Boniface VIII ne se fait pas prendre par la rhétorique et dénonce le faux, s'obstinant avec raison à ne pas rentrer dans un débat dont les termes ne lui conviennent pas. Il réitère ses positions, et on obtient ce que l'on peut appeler un dialogue de sourds, un débat inexistant car n'ayant aucun point commun sur lequel s'appuyer. Philippe le Bel devra donc agir, c'est-à-dire montrer la réalité du pouvoir. L'expédition d'Anagni, le soufflet de Guillaume de Nogaret au Pape, montreront où se trouve le véritable pouvoir en 1303. Le Pape ne rentrera à Rome que pour y mourir, et la papauté sera ensuite transférée en Avignon pour près de soixante-dix ans. Lorsque les pouvoirs des signes montrent leurs limites, alors c'est au véritable pouvoir, l'agir, qui doit trancher.

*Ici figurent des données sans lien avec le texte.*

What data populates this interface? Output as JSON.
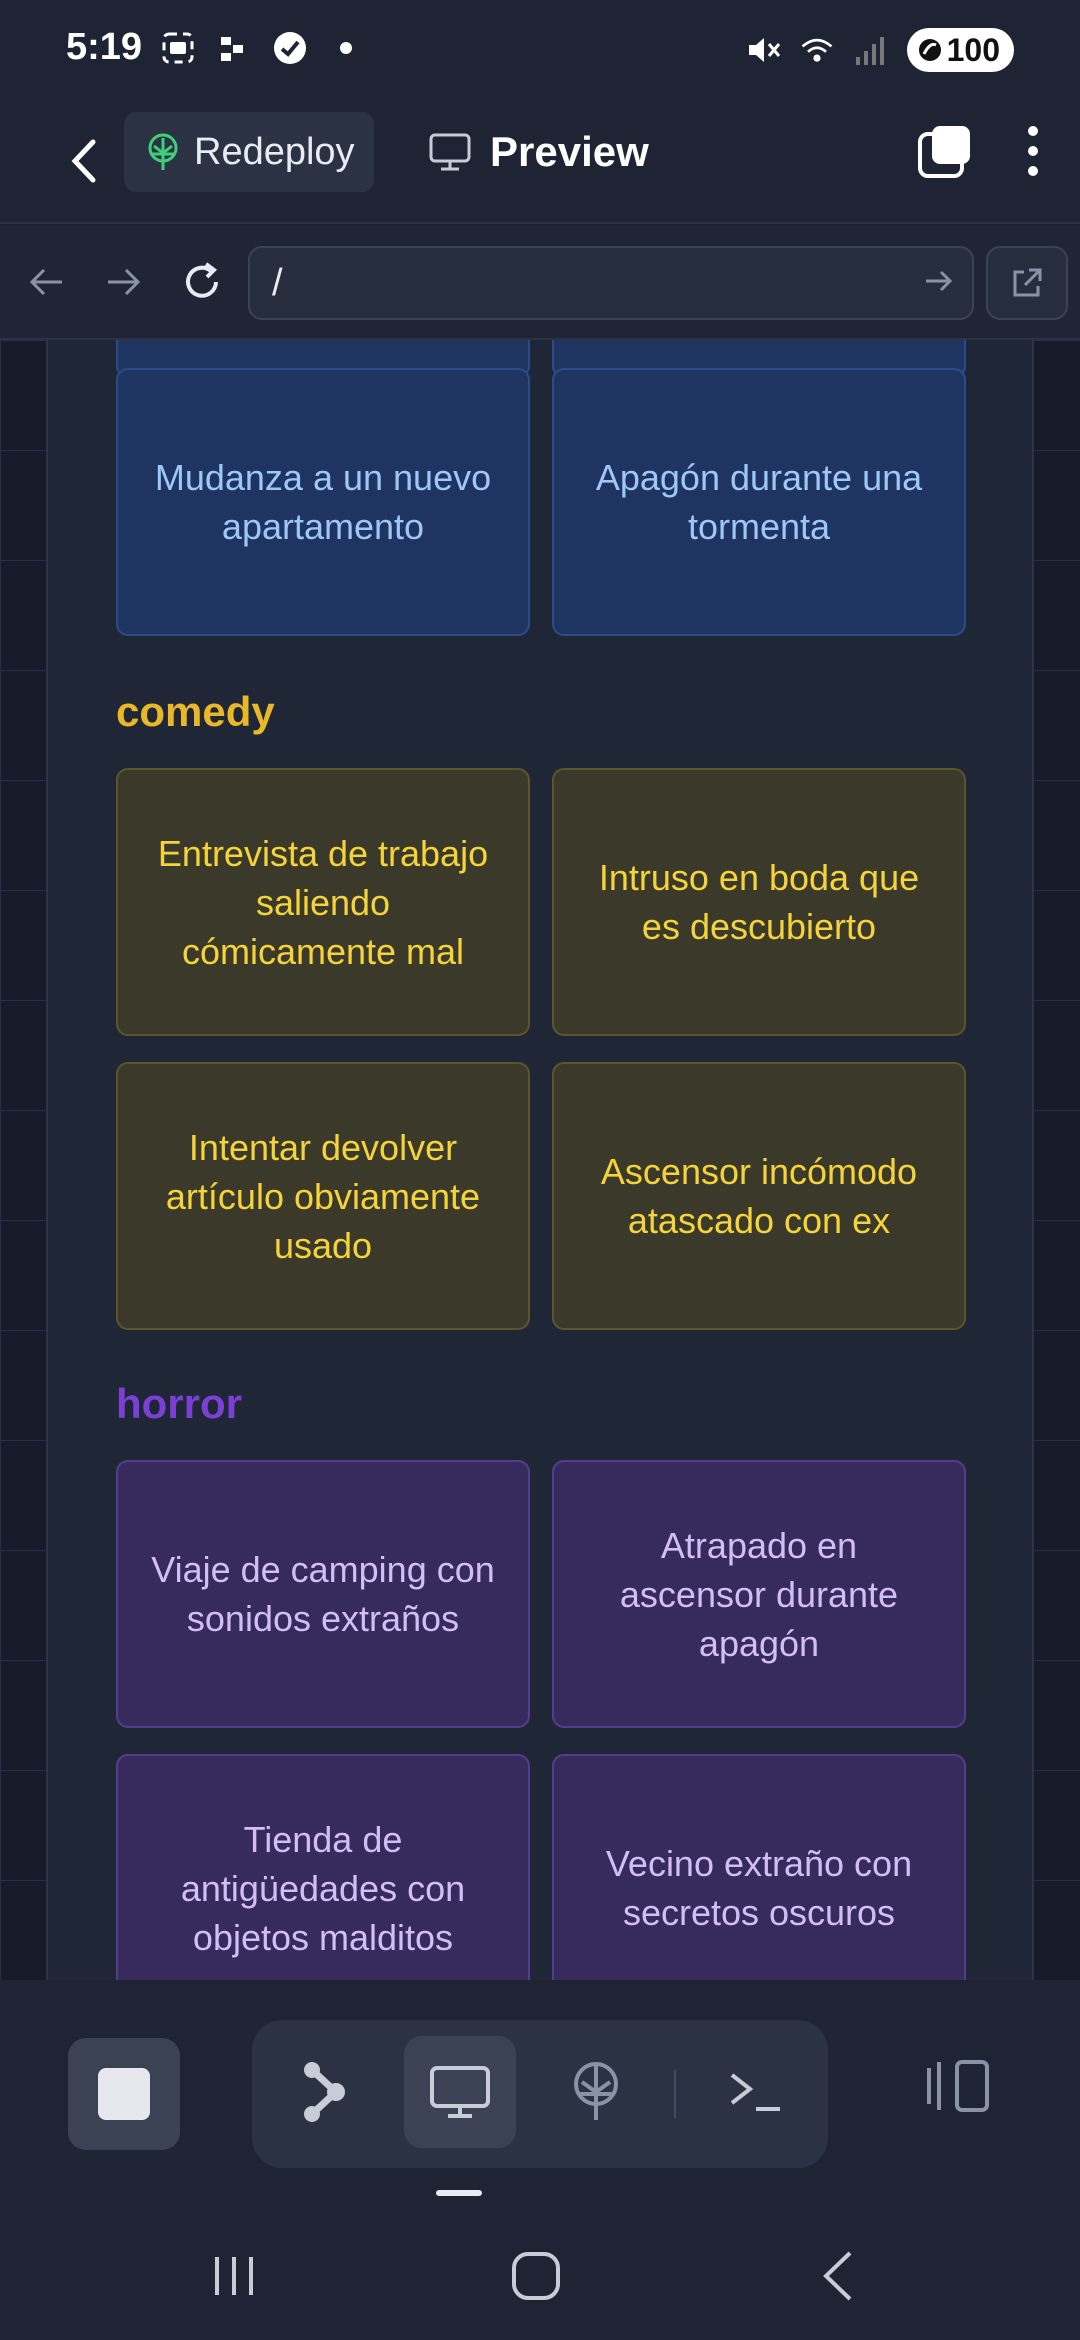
{
  "status_bar": {
    "time": "5:19",
    "left_icons": [
      "screenshot-icon",
      "app-icon",
      "check-circle-icon",
      "dot-icon"
    ],
    "right_icons": [
      "mute-icon",
      "wifi-icon",
      "signal-icon"
    ],
    "battery": "100"
  },
  "header": {
    "redeploy_label": "Redeploy",
    "preview_label": "Preview"
  },
  "url_bar": {
    "url": "/"
  },
  "sections": [
    {
      "title": "",
      "color": "#9dc8f5",
      "cards": [
        "Mudanza a un nuevo apartamento",
        "Apagón durante una tormenta"
      ]
    },
    {
      "title": "comedy",
      "color": "#e9b829",
      "cards": [
        "Entrevista de trabajo saliendo cómicamente mal",
        "Intruso en boda que es descubierto",
        "Intentar devolver artículo obviamente usado",
        "Ascensor incómodo atascado con ex"
      ]
    },
    {
      "title": "horror",
      "color": "#7b3fd6",
      "cards": [
        "Viaje de camping con sonidos extraños",
        "Atrapado en ascensor durante apagón",
        "Tienda de antigüedades con objetos malditos",
        "Vecino extraño con secretos oscuros"
      ]
    }
  ],
  "toolbar": {
    "tools": [
      "share-graph-icon",
      "monitor-icon",
      "deploy-icon",
      "terminal-icon"
    ],
    "active_tool": "monitor-icon"
  }
}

Il ne faudrait cependant pas voir l'État princier bâti sur une gifle, car il ne faut pas ignorer les efforts permanents sur de nombreuses années nécessaires à l'acceptation de ce nouvel ordre qui n'y paraît pas. Il ne faut pas non plus confondre la genèse de l'État (ses structures, les forces sociales qui l'ont bâti, etc.) avec la genèse de sa légitimation. Des structures de pouvoirs existent toujours et tout le temps, leur combinaison patiente est le propre de l'évolution historique. Cependant, la légitimation des combinaisons n'évolue pas aussi vite que celles-ci. Une même légitimité peut décréter nécessaire ou au contraire interdire une même structure de pouvoir, ce qu'on appellerait aujourd'hui un réseau. La République a trouvé tout aussi légitime d'interdire puis d'autoriser les syndicats. L'acceptation ou le refus d'une structure au sein du pouvoir légitime ne présument pas de la légitimité qui commande. Cependant, on peut voir que la légitimité d'un pouvoir ne devient problématique que lorsque le développement de celui-ci en est entravé. Alors, et alors seulement, la définition de la légitimité devient un enjeu de pouvoir.

Nous voudrions donc tirer de cette mutation de légitimité qui prît acte de l'existence de l'État en tant que structure souveraine légitime et juge en dernier ressort, un modèle. Il y a d'abord la lente et patiente construction d'un pouvoir. Le développement de celui-ci nécessite tôt ou tard la création des signes du pouvoir, moyens performants de multiplication de l'efficace du pouvoir (le pouvoir sans signes, s'achève avec ceux qui l'exercent, Attila en est un exemple caractéristique). Or le développement de ces signes peut finir par heurter les signes de pouvoirs déjà existants. C'est là que se situe le combat de la légitimité. Celui-ci est d'abord une bataille de signes, et rien ne prédispose à ce que ces batailles de signes qui sont le quotidien de la politique (crucifix dans les écoles bavaroises, drapeau européen derrière le président de la République, etc.) à devenir une bataille de pouvoir proprement dit, c'est-à-dire à ce que le discours devenant inutile, les actes deviennent nécessaires.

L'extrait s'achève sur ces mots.